English medical assessment company

NowMedical is a London company that reviews medical cases to advise local councils and the Home Office on whether someone qualifies for long-term support under the UK Homeless Code of Guidance.

The councils evaluate whether the person is intentionally homeless, their links to the local area, and whether they are significantly more vulnerable than an ordinary person would be if they became homeless. The councils also evaluate physical disability, mental health issues, and whether the individuals are elderly, fleeing domestic abuse or have been in care or the military.

NowMedical offers advice, but the final decision rests on the local council.

== History ==
NowMedical was founded in 2004 by John W. Keen, whose background is as a general medical practitioner.

Local housing authorities have increased their use of NowMedical over the last 20 years. Bracknell Forest Council was one of more than 100 councils in December 2019 using the company, providing the council with 44 assessments during 2019.

From 2016 to 2019, NowMedical advised Islington Council on more than 6,000 cases. They were paid £17,525 in the 12 months to November 2018. In January 2020 it was reported that the council would stop using the service because of concerns about outsourced medical assessments. NowMedical replied to these concerns that they "[do] not and cannot make any decision on behalf of a local authority".

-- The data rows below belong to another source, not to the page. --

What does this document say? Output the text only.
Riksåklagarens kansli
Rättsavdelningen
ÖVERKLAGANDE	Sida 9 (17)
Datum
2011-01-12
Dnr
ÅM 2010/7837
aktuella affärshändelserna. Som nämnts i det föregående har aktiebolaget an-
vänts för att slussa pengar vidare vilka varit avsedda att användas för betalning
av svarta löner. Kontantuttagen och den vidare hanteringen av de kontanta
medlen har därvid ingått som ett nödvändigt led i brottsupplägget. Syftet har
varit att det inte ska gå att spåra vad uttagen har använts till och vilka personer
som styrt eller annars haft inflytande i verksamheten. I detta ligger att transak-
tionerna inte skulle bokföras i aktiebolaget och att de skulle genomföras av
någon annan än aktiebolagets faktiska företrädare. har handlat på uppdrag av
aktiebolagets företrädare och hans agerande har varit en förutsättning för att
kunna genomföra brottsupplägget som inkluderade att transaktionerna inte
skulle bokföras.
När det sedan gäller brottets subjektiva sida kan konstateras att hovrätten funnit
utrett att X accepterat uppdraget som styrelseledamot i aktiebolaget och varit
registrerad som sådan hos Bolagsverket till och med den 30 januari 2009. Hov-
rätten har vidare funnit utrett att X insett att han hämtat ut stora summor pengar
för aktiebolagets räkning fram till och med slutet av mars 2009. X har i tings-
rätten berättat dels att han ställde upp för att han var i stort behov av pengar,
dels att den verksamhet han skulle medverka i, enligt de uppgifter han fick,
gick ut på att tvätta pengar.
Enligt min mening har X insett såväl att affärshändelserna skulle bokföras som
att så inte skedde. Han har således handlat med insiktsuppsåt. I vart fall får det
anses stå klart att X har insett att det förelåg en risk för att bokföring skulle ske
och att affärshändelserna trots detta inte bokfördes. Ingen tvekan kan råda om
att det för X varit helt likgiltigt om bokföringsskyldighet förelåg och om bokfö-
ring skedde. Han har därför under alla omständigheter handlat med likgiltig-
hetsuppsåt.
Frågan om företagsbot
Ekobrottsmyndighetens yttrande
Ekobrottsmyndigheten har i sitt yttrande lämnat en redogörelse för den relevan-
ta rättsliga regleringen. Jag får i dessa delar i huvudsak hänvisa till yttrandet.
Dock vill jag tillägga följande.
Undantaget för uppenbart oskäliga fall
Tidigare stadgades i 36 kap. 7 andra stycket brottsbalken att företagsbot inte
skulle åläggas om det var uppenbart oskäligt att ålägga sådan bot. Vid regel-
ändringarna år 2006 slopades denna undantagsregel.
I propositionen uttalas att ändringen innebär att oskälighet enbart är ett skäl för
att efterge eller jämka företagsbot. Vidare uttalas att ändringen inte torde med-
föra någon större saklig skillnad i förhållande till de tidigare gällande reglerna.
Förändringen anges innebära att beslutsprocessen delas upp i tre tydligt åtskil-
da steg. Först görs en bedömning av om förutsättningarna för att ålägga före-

== Criticisms and controversies ==
In 2015. NowMedical was criticised for providing medical opinions to councils without seeing the people or the medical records of those whose health they assess, thereby "providing secondhand evidence" to the councils. The Liberal Democrat MP Christine Jardine said that there should be "a review of how companies like NowMedical are awarded contracts to make these kinds of assessments."

In November 2019 Keen advised that a woman who was housebound after having a stroke was able to return to Sudan on a plane, recommending frequent exercise whilst on board the plane by walking around the cabin.

Thanet District Council defended its use of the company in 2019, stating that "their role is to assess whether someone’s housing conditions impact on their health. They are not there to replace the services provided by the NHS and people should visit their own GP to discuss their health and medication."

=== Criticisms by courts ===
In 2017, it was criticised by the County Court at Central London for its advice to Lambeth Council, stating that "[NowMedical’s] approach to reaching a conclusion was flawed as a means of providing information that would help the decision maker".

In 2017, NowMedical provided a medical opinion to Haringey Council relating to a mother having to care after a child with autism. The case concerned the suitability of accommodation provided to her and her family, and specifically the potential risk to the child stemming from the flat being situated on the first floor with access to balconies. Keen stated that the optimum solution would be a ground-floor property, however "given a fall from a first floor is unlikely to be fatal, and that availability of ground floor properties may be so scarce as to potentially delay a relocation, then I think that a first floor property is an acceptable alternative." This advice was commented on by the High Court in 2018, which stated that it was "not clear on which medical basis he comes to [his] conclusion".